Order of variable declaration in for

Question

This code compiles fine without errors.

#include <stdio.h>
#define N 10000

int main(void){
    int t;
    for(int i = 0, t = 1; i < 100; ++i){
        printf("%i\n", i);
    }
}

However, if you reverse the order of i and t, it won't compile.

#include <stdio.h>
#define N 10000

int main(void){
    int t;
    for(t= 1, int i = 0; i < 100; ++i){
        printf("%i\n", i);
    }
}

error: expected expression before int

Is this intentional? Why would it act like this? I'm using GCC with C11.

Answer 1

The first snippet declares two new variables, i and t, for use in the loop.

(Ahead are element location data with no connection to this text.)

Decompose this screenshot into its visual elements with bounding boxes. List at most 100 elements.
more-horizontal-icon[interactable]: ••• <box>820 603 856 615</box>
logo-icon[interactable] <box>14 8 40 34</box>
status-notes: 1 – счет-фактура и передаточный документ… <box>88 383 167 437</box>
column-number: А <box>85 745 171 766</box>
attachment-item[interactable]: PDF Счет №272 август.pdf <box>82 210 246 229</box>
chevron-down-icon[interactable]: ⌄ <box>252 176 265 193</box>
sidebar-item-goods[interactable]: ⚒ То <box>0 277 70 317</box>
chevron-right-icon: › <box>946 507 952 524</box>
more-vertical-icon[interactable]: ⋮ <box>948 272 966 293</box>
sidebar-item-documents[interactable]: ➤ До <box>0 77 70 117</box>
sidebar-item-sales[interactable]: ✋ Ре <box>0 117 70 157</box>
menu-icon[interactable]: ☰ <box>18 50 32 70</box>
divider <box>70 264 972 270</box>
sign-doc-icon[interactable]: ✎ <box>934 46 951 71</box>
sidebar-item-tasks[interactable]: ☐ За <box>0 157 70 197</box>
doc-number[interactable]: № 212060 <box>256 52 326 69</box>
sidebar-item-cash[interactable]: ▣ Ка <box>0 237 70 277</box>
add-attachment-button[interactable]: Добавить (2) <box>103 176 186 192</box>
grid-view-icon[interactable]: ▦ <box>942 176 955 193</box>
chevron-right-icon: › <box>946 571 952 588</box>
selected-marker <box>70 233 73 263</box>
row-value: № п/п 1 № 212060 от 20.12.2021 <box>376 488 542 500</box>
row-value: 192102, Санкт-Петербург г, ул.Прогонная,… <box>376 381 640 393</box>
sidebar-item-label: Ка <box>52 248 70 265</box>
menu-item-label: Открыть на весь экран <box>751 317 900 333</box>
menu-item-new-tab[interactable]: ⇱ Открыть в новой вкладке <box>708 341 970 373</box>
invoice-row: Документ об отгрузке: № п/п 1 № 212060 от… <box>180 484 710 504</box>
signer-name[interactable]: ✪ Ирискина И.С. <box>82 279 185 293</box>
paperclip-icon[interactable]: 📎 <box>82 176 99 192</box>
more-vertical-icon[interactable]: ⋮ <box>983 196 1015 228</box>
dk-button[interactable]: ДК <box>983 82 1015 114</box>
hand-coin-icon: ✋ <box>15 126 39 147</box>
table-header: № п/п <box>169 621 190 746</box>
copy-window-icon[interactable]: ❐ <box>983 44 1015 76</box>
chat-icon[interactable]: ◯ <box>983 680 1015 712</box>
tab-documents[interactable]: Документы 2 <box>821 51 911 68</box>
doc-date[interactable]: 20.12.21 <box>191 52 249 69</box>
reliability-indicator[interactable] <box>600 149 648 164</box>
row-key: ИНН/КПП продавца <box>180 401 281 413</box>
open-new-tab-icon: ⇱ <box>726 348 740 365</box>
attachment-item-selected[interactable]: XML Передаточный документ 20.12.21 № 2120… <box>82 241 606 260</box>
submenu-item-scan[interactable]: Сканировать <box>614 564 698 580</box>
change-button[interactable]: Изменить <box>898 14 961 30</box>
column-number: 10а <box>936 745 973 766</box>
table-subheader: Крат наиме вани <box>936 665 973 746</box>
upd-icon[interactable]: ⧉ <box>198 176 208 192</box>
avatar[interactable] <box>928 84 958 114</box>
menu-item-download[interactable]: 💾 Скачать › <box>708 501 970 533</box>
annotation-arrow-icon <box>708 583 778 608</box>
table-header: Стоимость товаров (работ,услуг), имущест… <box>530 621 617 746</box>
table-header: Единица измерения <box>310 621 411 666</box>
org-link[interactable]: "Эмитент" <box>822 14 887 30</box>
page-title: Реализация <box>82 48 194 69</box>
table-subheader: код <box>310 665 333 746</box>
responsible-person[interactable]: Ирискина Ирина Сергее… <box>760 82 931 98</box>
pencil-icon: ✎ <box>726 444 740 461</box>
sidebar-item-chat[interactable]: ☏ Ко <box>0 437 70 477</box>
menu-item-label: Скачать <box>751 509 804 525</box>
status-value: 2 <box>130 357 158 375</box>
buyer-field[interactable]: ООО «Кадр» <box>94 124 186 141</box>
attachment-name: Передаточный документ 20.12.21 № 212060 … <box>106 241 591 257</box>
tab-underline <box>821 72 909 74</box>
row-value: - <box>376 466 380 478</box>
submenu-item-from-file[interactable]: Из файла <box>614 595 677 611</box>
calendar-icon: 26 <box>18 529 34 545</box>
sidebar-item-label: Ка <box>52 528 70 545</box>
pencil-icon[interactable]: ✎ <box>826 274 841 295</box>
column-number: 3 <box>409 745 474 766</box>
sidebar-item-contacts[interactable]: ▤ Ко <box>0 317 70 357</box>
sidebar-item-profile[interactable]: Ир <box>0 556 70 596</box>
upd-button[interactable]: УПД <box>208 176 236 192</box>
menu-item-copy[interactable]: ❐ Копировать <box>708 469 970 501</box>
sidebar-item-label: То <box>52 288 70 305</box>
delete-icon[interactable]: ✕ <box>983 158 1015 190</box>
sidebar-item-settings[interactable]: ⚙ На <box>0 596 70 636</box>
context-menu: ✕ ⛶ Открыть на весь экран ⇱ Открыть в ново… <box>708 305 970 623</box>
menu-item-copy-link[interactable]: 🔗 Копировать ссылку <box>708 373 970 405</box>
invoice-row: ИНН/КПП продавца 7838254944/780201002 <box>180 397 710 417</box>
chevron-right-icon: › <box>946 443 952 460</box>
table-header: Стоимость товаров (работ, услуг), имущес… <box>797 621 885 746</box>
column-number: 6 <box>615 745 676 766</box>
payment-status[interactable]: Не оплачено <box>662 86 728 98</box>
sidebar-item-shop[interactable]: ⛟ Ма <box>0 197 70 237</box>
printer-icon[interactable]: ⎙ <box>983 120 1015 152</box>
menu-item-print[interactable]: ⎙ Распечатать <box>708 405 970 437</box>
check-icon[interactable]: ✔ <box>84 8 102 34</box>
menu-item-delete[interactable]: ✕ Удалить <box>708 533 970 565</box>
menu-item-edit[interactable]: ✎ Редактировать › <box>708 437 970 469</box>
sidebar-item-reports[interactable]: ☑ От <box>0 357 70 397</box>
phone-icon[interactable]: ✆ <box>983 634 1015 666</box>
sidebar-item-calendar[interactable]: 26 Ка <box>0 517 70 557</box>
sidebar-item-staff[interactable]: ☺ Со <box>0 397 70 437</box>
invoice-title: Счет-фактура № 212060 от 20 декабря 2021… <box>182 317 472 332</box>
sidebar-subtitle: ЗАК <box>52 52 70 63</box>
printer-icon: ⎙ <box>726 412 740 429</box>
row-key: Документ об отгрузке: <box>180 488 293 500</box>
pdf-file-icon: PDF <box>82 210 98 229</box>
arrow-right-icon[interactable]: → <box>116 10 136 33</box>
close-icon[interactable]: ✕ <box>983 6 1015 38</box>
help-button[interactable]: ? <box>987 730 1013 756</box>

The second code snippet is incorrect, because it mixes up an assignment with a declaration. C syntax of the for loop allows either a declaration or an assignment, but not both.

Note that variable t declared before the loop in the first snippet is separate from variable t which is used inside the loop:

int t = 100;
for(int i = 0, t = 1; i < 10 ; ++i, ++t){
    printf("%i %d\n", i, t);
}
printf("%d\n", t);

The value of t printed at the end remains 100, even though t inside the loop ends with a final value of 11 (demo).

Answer 2

It's not the order of the variable, it's the place of your type specifier int.

If you specify a type and then use one or more comma's that type is used for every variable after the comma:

int i, k, j; // i and j and k are all int's

You can't specify other types after a comma, you have to seperate those statements with a semicolon if you want to, which you obviously can't do in a for loop expression because the meaning is different.